The Atlanta History Center’s new documentary about Stone Mountain has lots of grainy black-and-white film of the Ku Klux Klan rallying atop the big rock.
Then the storyline gets more unsettling. It has color film of a cross burning in 1973, just a year after the Confederate carving was finished, complete with a Klansman saying “Burn, (N-word), burn!”
The past, to twist Faulkner’s quote, wasn’t that long ago.
Stone Mountain is history and at the same time is very present.
Atlanta History Center CEO Sheffield Hale told me the documentary is “timely. There’s a high-level of interest in this.”
The state legislature is now considering allocating $11 million to refurbish a building at the park and create a “truth-telling” museum to narrate the story of the massive carving. And the digital documentary is spreading the story online and, as Hale says, is demonstrating that the history center is not just “terrestrial.”
This ain’t your grandfather’s Atlanta History Center, kids.
The 32-minute documentary tells the story of the origin of the massive carving of Stonewall Jackson, Jefferson Davis and Robert E. Lee astride their ginormous horses. It’s the Holy Trinity of the Confederacy. The documentary presents it as a tribute to the Lost Cause, the capping point to the widespread effort across the South after the Civil War to mythologize the losing side’s heroes and goals.
Credit: COURTESY ATLANTA HISTORY CENTER
Credit: COURTESY ATLANTA HISTORY CENTER
And to make sure Black folks knew their place.
It’s expertly crafted with several learned talking heads interspersed with historical footage, soundbites and factoids.
It tells the story of the effort early in the last century to create a Confederate colossus forever to be revered. It was a memorial that wasn’t going anywhere unless you had artillery to blast it away.
The effort to carve the mountain gained steam in 1915 after the movie, “Birth of a Nation,” a ground-breaking film which also was an ode to the Confederacy and the Klan. In fact, it helped revive the white-sheeted terrorists and Stone Mountain was its kicking-off point.
Certainly a shameful chapter. Yet, it is history.
The carving was started by Gutzon Borglum, who later did Mount Rushmore. But it remained unfinished until after the U.S. Supreme Court’s 1954 Brown v Board of Education decision which outlawed racial segregation in schools. The effort to finish the carving was Georgia giving the world’s largest middle finger to the federal government.
Hale said the history center is not advocating the the destruction of the carving or anything like that. It’s just trying to kick off “a real conversation” about the monument, which dominates the park, a place that attracts people from all races.

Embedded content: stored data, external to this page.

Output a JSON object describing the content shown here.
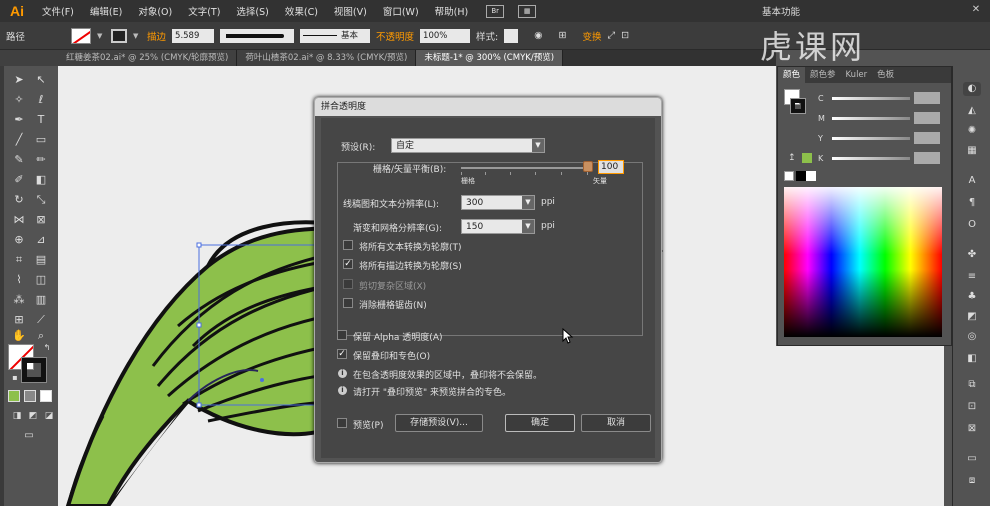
{
  "app": {
    "logo": "Ai",
    "workspace": "基本功能",
    "watermark": "虎课网"
  },
  "menu": [
    "文件(F)",
    "编辑(E)",
    "对象(O)",
    "文字(T)",
    "选择(S)",
    "效果(C)",
    "视图(V)",
    "窗口(W)",
    "帮助(H)"
  ],
  "menu_badges": {
    "bridge": "Br"
  },
  "control": {
    "object_type": "路径",
    "stroke_label": "描边",
    "stroke_value": "5.589",
    "profile_label": "基本",
    "opacity_label": "不透明度",
    "opacity_value": "100%",
    "style_label": "样式:",
    "transform_label": "变换"
  },
  "tabs": [
    {
      "label": "红糖姜茶02.ai* @ 25% (CMYK/轮廓预览)",
      "active": false
    },
    {
      "label": "荷叶山楂茶02.ai* @ 8.33% (CMYK/预览)",
      "active": false
    },
    {
      "label": "未标题-1* @ 300% (CMYK/预览)",
      "active": true
    }
  ],
  "color_panel": {
    "tabs": [
      "颜色",
      "颜色参",
      "Kuler",
      "色板"
    ],
    "channels": [
      "C",
      "M",
      "Y",
      "K"
    ],
    "accent": "#8dc04b"
  },
  "dialog": {
    "title": "拼合透明度",
    "preset_label": "预设(R):",
    "preset_value": "自定",
    "balance_label": "栅格/矢量平衡(B):",
    "balance_value": "100",
    "balance_min_label": "栅格",
    "balance_max_label": "矢量",
    "line_art_label": "线稿图和文本分辨率(L):",
    "line_art_value": "300",
    "line_art_unit": "ppi",
    "gradient_label": "渐变和网格分辨率(G):",
    "gradient_value": "150",
    "gradient_unit": "ppi",
    "options": [
      {
        "label": "将所有文本转换为轮廓(T)",
        "checked": false,
        "disabled": false
      },
      {
        "label": "将所有描边转换为轮廓(S)",
        "checked": true,
        "disabled": false
      },
      {
        "label": "剪切复杂区域(X)",
        "checked": false,
        "disabled": true
      },
      {
        "label": "消除栅格锯齿(N)",
        "checked": false,
        "disabled": false
      }
    ],
    "preserve_alpha": "保留 Alpha 透明度(A)",
    "preserve_overprint": "保留叠印和专色(O)",
    "info1": "在包含透明度效果的区域中，叠印将不会保留。",
    "info2": "请打开 \"叠印预览\" 来预览拼合的专色。",
    "preview_label": "预览(P)",
    "save_preset_label": "存储预设(V)...",
    "ok_label": "确定",
    "cancel_label": "取消"
  }
}
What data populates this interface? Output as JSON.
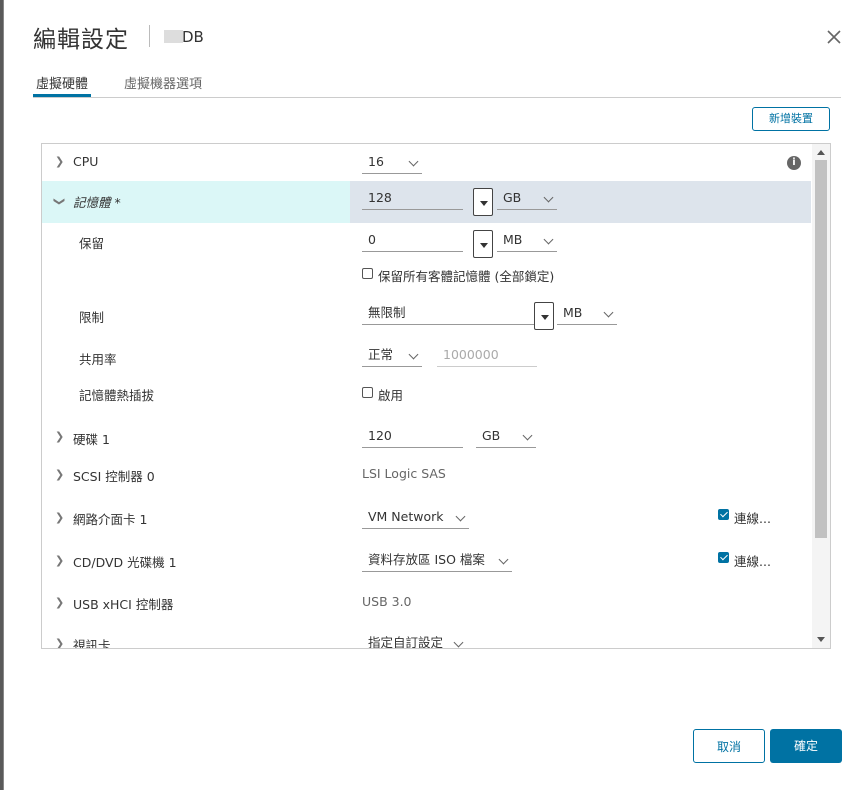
{
  "dialog": {
    "title": "編輯設定",
    "vm_name": "DB",
    "tabs": [
      "虛擬硬體",
      "虛擬機器選項"
    ],
    "add_device": "新增裝置",
    "cancel": "取消",
    "ok": "確定"
  },
  "hardware": {
    "cpu": {
      "label": "CPU",
      "value": "16"
    },
    "memory": {
      "label": "記憶體 *",
      "size": "128",
      "unit": "GB",
      "reservation": {
        "label": "保留",
        "value": "0",
        "unit": "MB",
        "lock_label": "保留所有客體記憶體 (全部鎖定)",
        "lock_checked": false
      },
      "limit": {
        "label": "限制",
        "value": "無限制",
        "unit": "MB"
      },
      "shares": {
        "label": "共用率",
        "level": "正常",
        "value": "1000000"
      },
      "hotplug": {
        "label": "記憶體熱插拔",
        "enable_label": "啟用",
        "checked": false
      }
    },
    "disk": {
      "label": "硬碟 1",
      "size": "120",
      "unit": "GB"
    },
    "scsi": {
      "label": "SCSI 控制器 0",
      "value": "LSI Logic SAS"
    },
    "nic": {
      "label": "網路介面卡 1",
      "network": "VM Network",
      "connect_label": "連線...",
      "connected": true
    },
    "cd": {
      "label": "CD/DVD 光碟機 1",
      "source": "資料存放區 ISO 檔案",
      "connect_label": "連線...",
      "connected": true
    },
    "usb": {
      "label": "USB xHCI 控制器",
      "value": "USB 3.0"
    },
    "video": {
      "label": "視訊卡",
      "value": "指定自訂設定"
    }
  },
  "colors": {
    "accent": "#0072a3",
    "row_highlight": "#dbf7f7",
    "value_highlight": "#dde4ec"
  }
}
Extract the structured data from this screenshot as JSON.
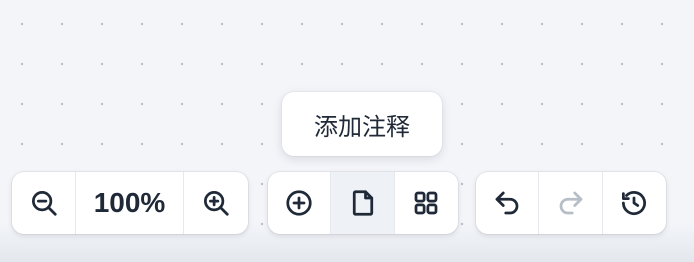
{
  "tooltip": {
    "text": "添加注释"
  },
  "zoom": {
    "level_text": "100%",
    "zoom_out_icon": "zoom-out-icon",
    "zoom_in_icon": "zoom-in-icon"
  },
  "tools": {
    "add_icon": "plus-circle-icon",
    "note_icon": "note-icon",
    "grid_icon": "grid-icon",
    "active_tool": "note"
  },
  "history": {
    "undo_icon": "undo-icon",
    "redo_icon": "redo-icon",
    "redo_enabled": false,
    "history_icon": "history-icon"
  },
  "colors": {
    "background": "#f3f5f9",
    "text": "#1f2937",
    "disabled": "#b8bec8",
    "active_bg": "#eef1f6"
  }
}
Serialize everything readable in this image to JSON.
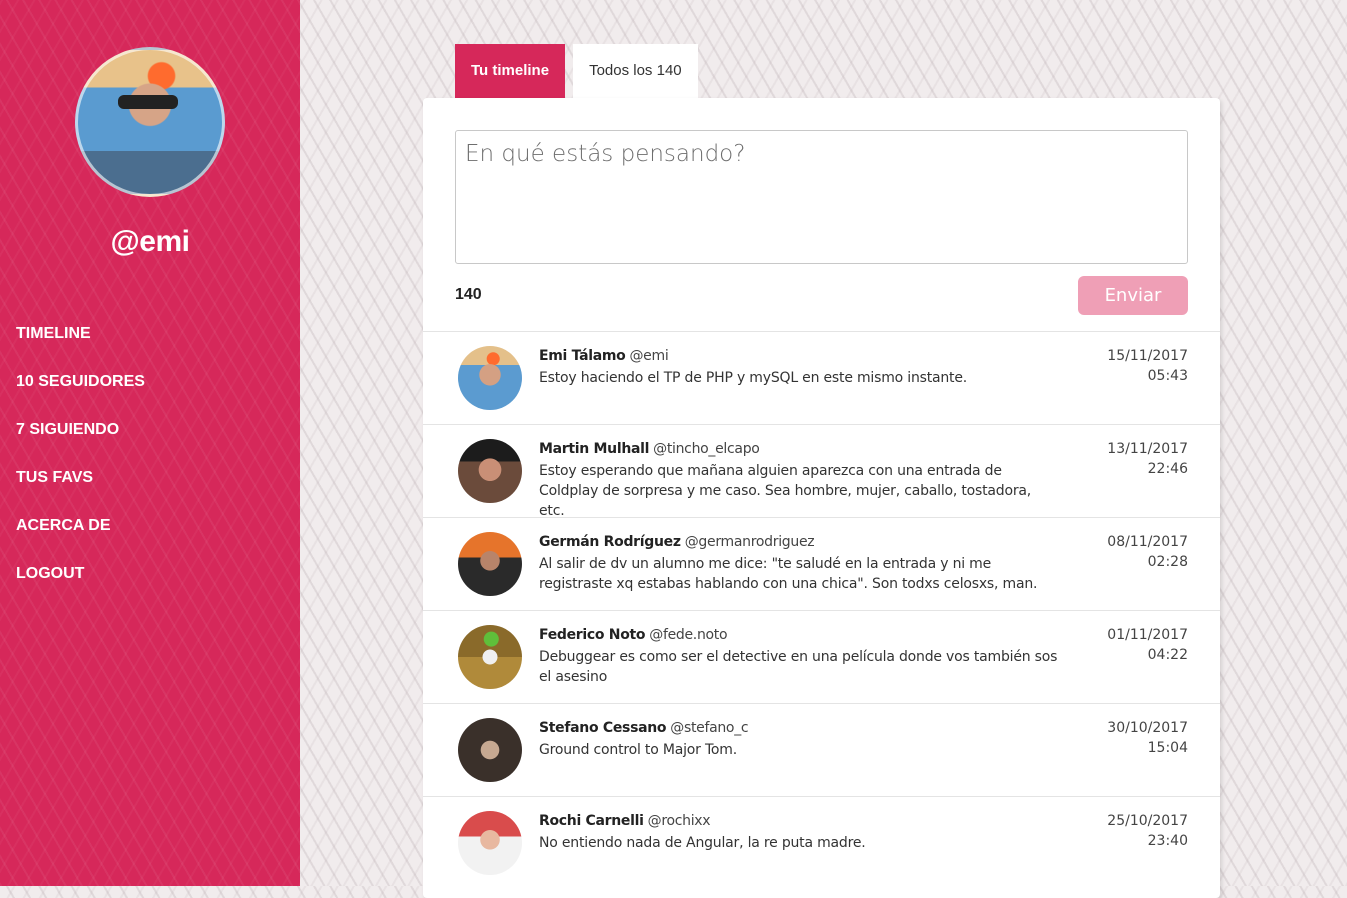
{
  "sidebar": {
    "username": "@emi",
    "nav": [
      {
        "label": "TIMELINE"
      },
      {
        "label": "10 SEGUIDORES"
      },
      {
        "label": "7 SIGUIENDO"
      },
      {
        "label": "TUS FAVS"
      },
      {
        "label": "ACERCA DE"
      },
      {
        "label": "LOGOUT"
      }
    ]
  },
  "tabs": [
    {
      "label": "Tu timeline",
      "active": true
    },
    {
      "label": "Todos los 140",
      "active": false
    }
  ],
  "compose": {
    "placeholder": "En qué estás pensando?",
    "char_count": "140",
    "send_label": "Enviar"
  },
  "colors": {
    "accent": "#d6285a",
    "send_disabled": "#ef9fb6"
  },
  "posts": [
    {
      "name": "Emi Tálamo",
      "handle": "@emi",
      "text": "Estoy haciendo el TP de PHP y mySQL en este mismo instante.",
      "date": "15/11/2017",
      "time": "05:43"
    },
    {
      "name": "Martin Mulhall",
      "handle": "@tincho_elcapo",
      "text": "Estoy esperando que mañana alguien aparezca con una entrada de Coldplay de sorpresa y me caso. Sea hombre, mujer, caballo, tostadora, etc.",
      "date": "13/11/2017",
      "time": "22:46"
    },
    {
      "name": "Germán Rodríguez",
      "handle": "@germanrodriguez",
      "text": "Al salir de dv un alumno me dice: \"te saludé en la entrada y ni me registraste xq estabas hablando con una chica\". Son todxs celosxs, man.",
      "date": "08/11/2017",
      "time": "02:28"
    },
    {
      "name": "Federico Noto",
      "handle": "@fede.noto",
      "text": "Debuggear es como ser el detective en una película donde vos también sos el asesino",
      "date": "01/11/2017",
      "time": "04:22"
    },
    {
      "name": "Stefano Cessano",
      "handle": "@stefano_c",
      "text": "Ground control to Major Tom.",
      "date": "30/10/2017",
      "time": "15:04"
    },
    {
      "name": "Rochi Carnelli",
      "handle": "@rochixx",
      "text": "No entiendo nada de Angular, la re puta madre.",
      "date": "25/10/2017",
      "time": "23:40"
    }
  ]
}
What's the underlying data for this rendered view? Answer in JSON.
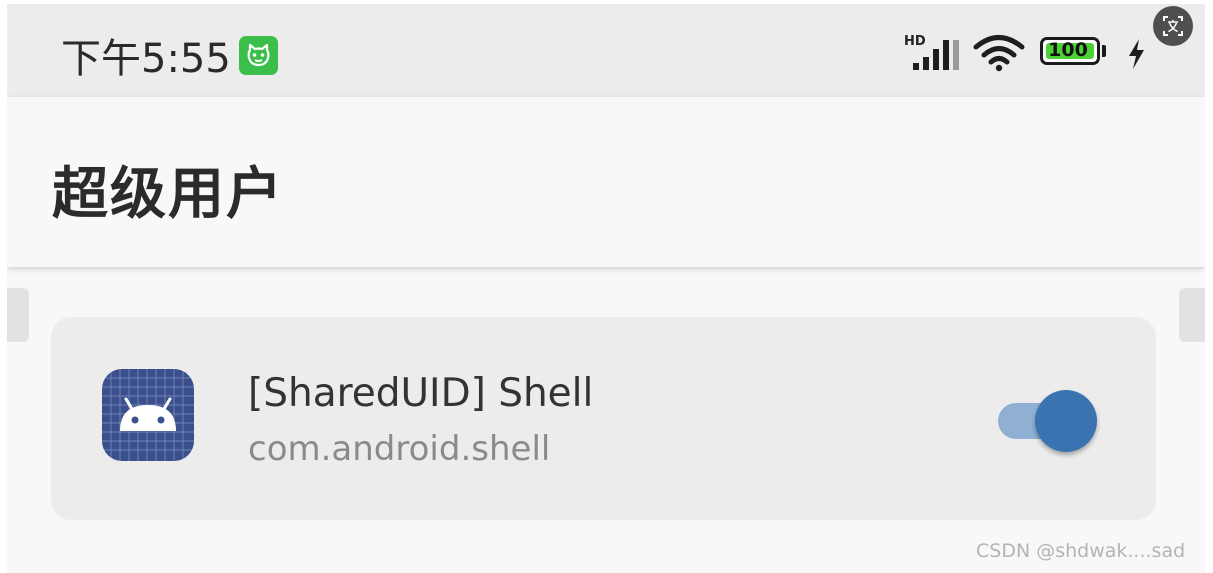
{
  "status_bar": {
    "time": "下午5:55",
    "notification_icon": "app-cat-icon",
    "network_label": "HD",
    "signal_icon": "cell-signal-icon",
    "wifi_icon": "wifi-icon",
    "battery_level": "100",
    "battery_fraction": 1.0,
    "charging_icon": "charging-bolt-icon",
    "translate_icon": "translate-icon",
    "colors": {
      "background": "#ececec",
      "notification_badge": "#3bbf4a",
      "battery_fill": "#4cd137"
    }
  },
  "app_bar": {
    "title": "超级用户"
  },
  "apps": [
    {
      "name": "[SharedUID] Shell",
      "package": "com.android.shell",
      "icon": "android-icon",
      "enabled": true
    }
  ],
  "colors": {
    "accent": "#3b72b0",
    "accent_track": "#8fb0d2",
    "card": "#ececec",
    "page": "#f8f8f8"
  },
  "watermark": "CSDN @shdwak....sad"
}
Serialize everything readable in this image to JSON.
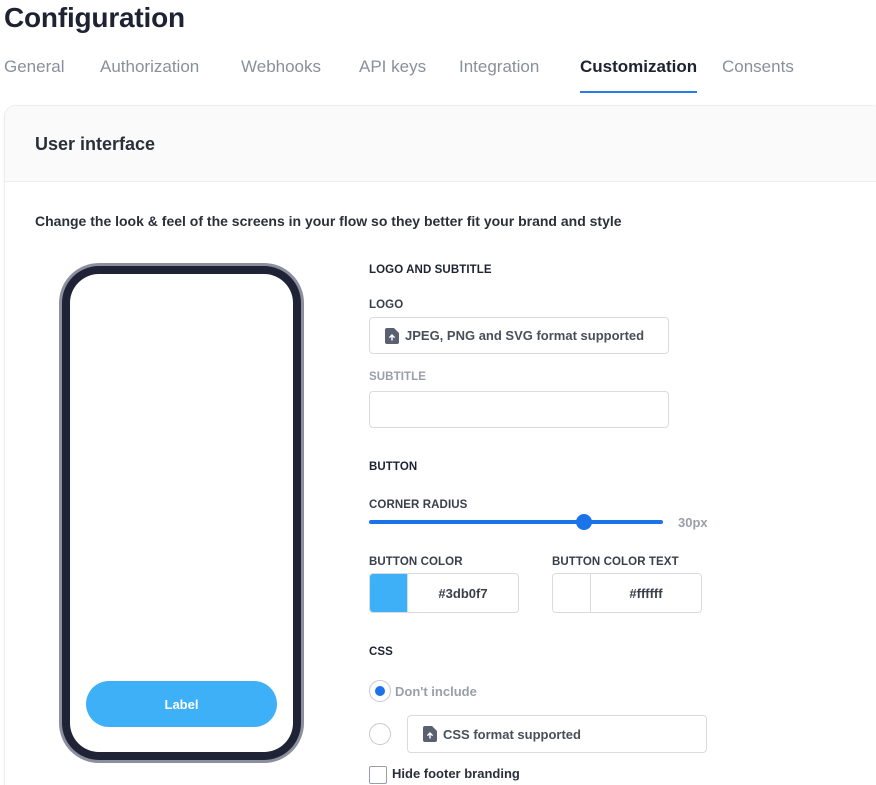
{
  "page": {
    "title": "Configuration"
  },
  "tabs": [
    {
      "label": "General"
    },
    {
      "label": "Authorization"
    },
    {
      "label": "Webhooks"
    },
    {
      "label": "API keys"
    },
    {
      "label": "Integration"
    },
    {
      "label": "Customization",
      "active": true
    },
    {
      "label": "Consents"
    }
  ],
  "card": {
    "title": "User interface",
    "description": "Change the look & feel of the screens in your flow so they better fit your brand and style"
  },
  "preview": {
    "button_label": "Label",
    "button_color": "#3db0f7"
  },
  "logo_subtitle": {
    "section_label": "LOGO AND SUBTITLE",
    "logo_label": "LOGO",
    "logo_upload_text": "JPEG, PNG and SVG format supported",
    "subtitle_label": "SUBTITLE",
    "subtitle_value": ""
  },
  "button": {
    "section_label": "BUTTON",
    "corner_radius_label": "CORNER RADIUS",
    "corner_radius_value": "30px",
    "corner_radius_fraction": 0.73,
    "color_label": "BUTTON COLOR",
    "color_value": "#3db0f7",
    "color_text_label": "BUTTON COLOR TEXT",
    "color_text_value": "#ffffff"
  },
  "css": {
    "section_label": "CSS",
    "option_dont_include": "Don't include",
    "upload_text": "CSS format supported",
    "selected": "dont_include"
  },
  "footer": {
    "hide_branding_label": "Hide footer branding",
    "hide_branding_checked": false
  },
  "colors": {
    "accent": "#1a73e8",
    "tab_underline": "#2a7be4"
  }
}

“That’s the conversation; should we have a 3,000-acre park that’s a monument to the Confederacy?” Hale asked. “It’s not just an artifact from a time of massive resistance (to desegregation). This is backed, by law, by the state.”
At the end of the documentary, Hale reads from the Official Code of Georgia, an act created in 2001. It says, the “heroes” who are “graven upon the face of Stone Mountain shall never be altered, removed, concealed or obscured in any fashion and shall be preserved for all time.”
Or at least, that is, until some future legislature comes into office decades and thinks differently.
The 2001 act came about as a compromise in the effort to remove the Confederate battle flag from the Georgia state flag. Former Gov. Roy Barnes, who opined in the documentary, had to agree back then to enshrine the carving into law to remove the stain of the Confederacy from the state flag. A year later, Barnes got run out of office by angry voters.
So, given the current makeup of right-leaning legislature, it seems, the carving is safe for now.
Beverly “Bo” DuBose is a longtime Atlanta History Center board member who decades ago donated his family’s huge collection of Civil War artifacts to the Atlanta History Center, making it the largest such collection under one roof.
“To tear (Stone Mountain’s carving) down just because it makes someone feel bad or good has no advancing point,” he told me. “In today’s environment, it is politically incorrect. (The effort) didn’t start out that way. But those who finished it, well, that was a different story.”
Either way, he said, it is history.
Today, many Confederate memorials are being curated with markers being erected nearby to tell the story of how the Lost Cause was mythologized. Stone Mountain would certainly need a big marker. Or, a museum.
State Rep. Billy Mitchell, a Black Democrat who represents the Stone Mountain area, has tried to pass a law allowing localities remove such monuments, to no avail.
Of Stone Mountain’s carving, he’d like to see the state stop maintaining it and allow weeds, kudzu and dirt to start covering the granite heroes. “Let nature do its thing,” he told me. “After while, you’d never know they were there.”
Like they say about old soldiers — they could slowly fade away.